3.1 Isolation of fungi
Following fungi were isolated and identified based on cultural characteristics and sporulation: A. flavus, A. niger, A. ochraceous, and Aspergillus sp., (Figure 1).
3.2. Plate Assay of depolymerized pectin
After 72 h of incubation, cultures of all the tested fungi viz., A. flavus, A. niger, A. ochraceous, Aspergillus sp., on pectin agar plates showed clear zones on treatment with iodine potassium iodide solution indicating the pectinolytic ability of these fungi (Figure 2).
3.3 Turbidity Assay
After 5 days of incubation, change in turbidity was observed in pectin broth tubes inoculated with A. flavus, A. niger, A. ochraceous and Aspergillus sp., as against control (Figure 3).
3.4 Turbidometric Assay
The OD values decreased with time interval indicating the presence of pectin degrading enzymes in culture filtrate of all the tested fungi (Figure 4).

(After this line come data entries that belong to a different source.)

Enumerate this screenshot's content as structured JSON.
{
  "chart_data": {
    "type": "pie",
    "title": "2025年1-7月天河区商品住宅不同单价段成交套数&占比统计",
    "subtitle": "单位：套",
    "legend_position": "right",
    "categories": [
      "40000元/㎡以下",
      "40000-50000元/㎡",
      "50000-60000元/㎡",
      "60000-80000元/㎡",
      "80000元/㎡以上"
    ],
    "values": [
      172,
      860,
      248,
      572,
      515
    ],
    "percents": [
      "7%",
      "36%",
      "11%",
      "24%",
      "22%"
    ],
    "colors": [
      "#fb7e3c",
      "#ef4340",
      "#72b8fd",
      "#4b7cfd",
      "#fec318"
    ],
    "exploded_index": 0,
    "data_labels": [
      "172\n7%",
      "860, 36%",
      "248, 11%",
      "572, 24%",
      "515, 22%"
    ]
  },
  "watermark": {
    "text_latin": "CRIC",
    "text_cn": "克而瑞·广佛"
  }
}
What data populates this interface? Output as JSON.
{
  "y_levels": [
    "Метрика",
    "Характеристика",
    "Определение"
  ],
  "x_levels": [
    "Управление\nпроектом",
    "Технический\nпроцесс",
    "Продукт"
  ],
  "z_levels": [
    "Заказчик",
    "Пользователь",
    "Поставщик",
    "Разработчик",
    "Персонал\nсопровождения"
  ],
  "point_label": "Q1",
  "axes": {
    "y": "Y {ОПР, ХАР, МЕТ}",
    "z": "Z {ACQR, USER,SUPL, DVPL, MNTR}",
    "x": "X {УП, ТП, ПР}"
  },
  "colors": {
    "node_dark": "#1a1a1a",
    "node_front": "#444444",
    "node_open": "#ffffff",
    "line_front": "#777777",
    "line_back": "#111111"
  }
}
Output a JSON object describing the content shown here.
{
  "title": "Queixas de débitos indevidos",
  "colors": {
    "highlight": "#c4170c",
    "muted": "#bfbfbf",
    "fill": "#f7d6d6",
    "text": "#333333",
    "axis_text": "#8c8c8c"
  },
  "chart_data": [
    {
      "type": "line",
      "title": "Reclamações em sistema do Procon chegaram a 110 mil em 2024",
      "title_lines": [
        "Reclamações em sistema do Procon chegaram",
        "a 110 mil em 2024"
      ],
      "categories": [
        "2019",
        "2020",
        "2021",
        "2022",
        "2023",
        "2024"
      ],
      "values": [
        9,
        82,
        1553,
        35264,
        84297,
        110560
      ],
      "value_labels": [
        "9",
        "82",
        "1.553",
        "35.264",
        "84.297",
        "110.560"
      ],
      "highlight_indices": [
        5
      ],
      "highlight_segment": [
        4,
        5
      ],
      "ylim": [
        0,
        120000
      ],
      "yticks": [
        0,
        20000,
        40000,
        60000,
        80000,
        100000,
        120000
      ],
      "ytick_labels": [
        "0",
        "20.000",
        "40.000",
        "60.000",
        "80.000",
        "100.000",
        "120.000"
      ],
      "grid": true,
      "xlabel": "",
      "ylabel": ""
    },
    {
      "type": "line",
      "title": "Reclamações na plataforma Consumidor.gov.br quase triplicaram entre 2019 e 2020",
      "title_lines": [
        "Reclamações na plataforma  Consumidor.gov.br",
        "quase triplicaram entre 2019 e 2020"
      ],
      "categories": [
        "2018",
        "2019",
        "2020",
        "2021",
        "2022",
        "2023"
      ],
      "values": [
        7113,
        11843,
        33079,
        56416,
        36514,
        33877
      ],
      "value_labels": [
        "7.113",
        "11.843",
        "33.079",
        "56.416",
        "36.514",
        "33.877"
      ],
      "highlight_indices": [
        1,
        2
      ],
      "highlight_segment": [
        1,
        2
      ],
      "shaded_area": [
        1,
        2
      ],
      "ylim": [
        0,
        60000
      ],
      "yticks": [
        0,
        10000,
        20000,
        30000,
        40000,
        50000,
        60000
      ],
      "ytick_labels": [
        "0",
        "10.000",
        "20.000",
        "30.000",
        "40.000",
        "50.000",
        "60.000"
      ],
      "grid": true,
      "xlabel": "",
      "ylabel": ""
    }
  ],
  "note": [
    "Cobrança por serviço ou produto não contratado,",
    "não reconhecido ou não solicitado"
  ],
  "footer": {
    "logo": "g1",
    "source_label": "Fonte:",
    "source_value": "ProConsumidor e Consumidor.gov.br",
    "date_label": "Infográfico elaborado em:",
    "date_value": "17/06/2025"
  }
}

3.5. Assay of Polygalacturonic acid
Good amount of reducing sugars were observed in the pectin solution after treatment with culture filtrates of all the fungi (Table 1) which indicate the ability of all fungi (A. niger, A. flavus, A. ochraceous and Aspergillus sp.) to produce polygalacturonase as mentioned in Table 2.
Saphrophytic fungi are known to be good producers of pectinolytic enzymes. In the present study, the fungi studied viz., A. flavus, A. niger, A. ocharceous and Aspergillus sp., were isolated on pectin agar medium. The pectinases are inducible by the polymers they degrade [11]. All the fungi studied produced pectinolytic enzymes as evident from the results obtained in plate assay, turbidity assay, turbidometric assay and polygalaacturonase assay. These assays have been used for the screening of the pectinolytic activity of fungi [10,12]. Good amount of reducing sugar were observed in the pectin solution after treatment with culture filtrates of all the fungi indicating their ability to produce polygalacturonase enzyme. Similar results were reported by other workers with Aspergillus fumigatus, Neurospora crassa, and Rhizopus nigricans [13-15]. The pectinolytic activity was found in culture filtrate and it is reported that crude solutions having specific properties could be more advantageous than purified pectinase preparations [10]. Better utilization of these isolated fungi requires further studies.